Mit der Frage, ob es zu einer Aufgabe (Änderung) der bisherigen Abgabestelle des Beschwerdeführers gekommen ist oder ob der Beschwerdeführer - wie von ihm behauptet - dort im Zeitpunkt des Zustellversuches (noch) "wohnhaft" gewesen sei, hat sich die belangte Behörde im angefochtenen Bescheid aber nicht auseinander gesetzt. Sie hat dazu lediglich festgestellt, dass der Zustellversuch "erfolglos" geblieben sei und der Beschwerdeführer "an der angeführten Abgabestelle als 'unbekannt' galt". Das bezieht sich offenbar auf die Mitteilung des Zustellers auf der an das Bundesasylamt rückgemittelten Sendung. Unbeachtet ließ die belangte Behörde allerdings, dass der Beschwerdeführer nach den (auch im Zeitpunkt des Zustellversuches schon vorliegenden) Meldeauskünften an der Abgabestelle aufrecht gemeldet war, und sie ging vor allem nicht auf das in der Vorsprache am 21. April 2004 bereits angedeutete und in seinen Anträgen vom 29. April 2004 ausdrücklich erstattete Vorbringen des Beschwerdeführers ein, er sei im Zeitpunkt des Zustellversuches an der Abgabestelle wohnhaft gewesen. Im Hinblick darauf hätte die belangte Behörde nicht ohne weitere Ermittlungen unterstellen dürfen, die für ein Vorgehen nach § 8 Abs. 2 ZustG vorausgesetzte Änderung bzw. Aufgabe der bisherigen Abgabestelle im Sinne des Abs. 1 dieser Gesetzesstelle sei gegeben gewesen. Das hat die belangte Behörde verkannt (vgl. zu einem Widerspruch zwischen dem Bericht des Zustellers und der Auskunft der Meldebehörde auch das schon erwähnte Erkenntnis vom 12. September 2002, Zl. 2002/20/0229).
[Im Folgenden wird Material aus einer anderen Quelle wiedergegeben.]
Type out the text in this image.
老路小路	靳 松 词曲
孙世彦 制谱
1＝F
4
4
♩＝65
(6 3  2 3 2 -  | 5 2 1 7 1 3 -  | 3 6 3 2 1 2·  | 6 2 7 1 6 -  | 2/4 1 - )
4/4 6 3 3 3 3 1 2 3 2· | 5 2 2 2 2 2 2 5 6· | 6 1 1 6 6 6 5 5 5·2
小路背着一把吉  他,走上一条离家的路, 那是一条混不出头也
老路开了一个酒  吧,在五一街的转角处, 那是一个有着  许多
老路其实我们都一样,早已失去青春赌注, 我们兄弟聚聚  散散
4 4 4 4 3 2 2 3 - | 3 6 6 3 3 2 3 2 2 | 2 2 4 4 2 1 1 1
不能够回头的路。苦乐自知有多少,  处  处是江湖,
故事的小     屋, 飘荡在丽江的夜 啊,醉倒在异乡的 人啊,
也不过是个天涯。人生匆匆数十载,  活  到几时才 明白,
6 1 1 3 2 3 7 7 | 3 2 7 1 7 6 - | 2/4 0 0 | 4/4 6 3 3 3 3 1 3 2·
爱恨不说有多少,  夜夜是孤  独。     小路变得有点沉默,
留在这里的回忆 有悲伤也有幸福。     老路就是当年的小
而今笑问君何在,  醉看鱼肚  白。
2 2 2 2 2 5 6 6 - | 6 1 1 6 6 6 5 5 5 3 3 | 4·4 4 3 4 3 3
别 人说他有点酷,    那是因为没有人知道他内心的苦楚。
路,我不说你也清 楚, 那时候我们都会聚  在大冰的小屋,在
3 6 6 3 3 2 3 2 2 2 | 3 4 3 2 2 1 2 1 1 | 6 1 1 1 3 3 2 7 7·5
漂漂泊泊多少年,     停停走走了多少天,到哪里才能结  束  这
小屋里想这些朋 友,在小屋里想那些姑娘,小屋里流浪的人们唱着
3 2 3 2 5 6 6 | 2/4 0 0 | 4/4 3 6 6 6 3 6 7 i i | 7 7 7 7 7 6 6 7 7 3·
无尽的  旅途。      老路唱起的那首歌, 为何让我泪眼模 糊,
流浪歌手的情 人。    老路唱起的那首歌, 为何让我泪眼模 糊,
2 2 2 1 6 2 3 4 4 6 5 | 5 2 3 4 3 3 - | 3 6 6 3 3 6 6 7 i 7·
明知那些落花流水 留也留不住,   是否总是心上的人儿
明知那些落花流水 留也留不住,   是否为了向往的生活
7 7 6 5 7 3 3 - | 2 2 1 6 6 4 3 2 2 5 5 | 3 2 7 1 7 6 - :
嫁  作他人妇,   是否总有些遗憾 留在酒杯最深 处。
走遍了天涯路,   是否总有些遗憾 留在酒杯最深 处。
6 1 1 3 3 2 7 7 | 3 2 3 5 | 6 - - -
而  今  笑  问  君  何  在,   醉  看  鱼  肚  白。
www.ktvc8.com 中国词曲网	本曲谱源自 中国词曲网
Die Begründung des angefochtenen Bescheides lässt sich aber auch dahin deuten, im Hinblick auf die mit Bescheid vom 26. Juli 2004 vorgenommene rechtskräftige Abweisung des Antrages auf (neuerliche) Zustellung des Asylbescheides vom 3. Dezember 2003 stehe - bindend - die Wirksamkeit der Hinterlegung am 15. Dezember 2003 (und demzufolge die Verspätung der Berufung) fest. Eine derartige Bindungswirkung - sollte sie die belangte Behörde angenommen haben - besteht aber schon deshalb nicht, weil die Wirksamkeit der nach § 8 Abs. 2 ZustG vorgenommenen Hinterlegung bei der Erledigung des Zustellantrages nur eine Vorfrage bildete (vgl. etwa das Erkenntnis vom 18. Juni 2003, Zl. 2001/06/0161; vgl. auch Walter/Mayer, Verwaltungsverfahrensrecht8 Rz 306 ff). Aber auch beweiswürdigende Schlüsse auf eine Verspätung der Berufung lassen sich weder aus der unterlassenen Bekämpfung des Bescheides vom 26. Juli 2004 noch aus dem "vorsichtshalber" eingebrachten Wiedereinsetzungsantrag ziehen. Beides machte - entgegen der erkennbaren Meinung der belangten Behörde - Ermittlungen zum entscheidungsrelevanten Umstand, ob der Beschwerdeführer (bereits) im Zeitpunkt des Zustellversuches Anfang Dezember 2003 seine bisherige Abgabestelle geändert (aufgegeben) hatte oder dort (noch) wohnhaft war, nicht entbehrlich.

Der angefochtene Bescheid war somit gemäß § 42 Abs. 2 Z 1 VwGG wegen Rechtswidrigkeit seines Inhaltes aufzuheben.

Die Kostenentscheidung gründet sich auf die §§ 47 ff VwGG, wobei (nur) der ausdrücklich nach der VwGH-Aufwandersatzverordnung 2001 verzeichnete Betrag für Schriftsatzaufwand zuzusprechen war.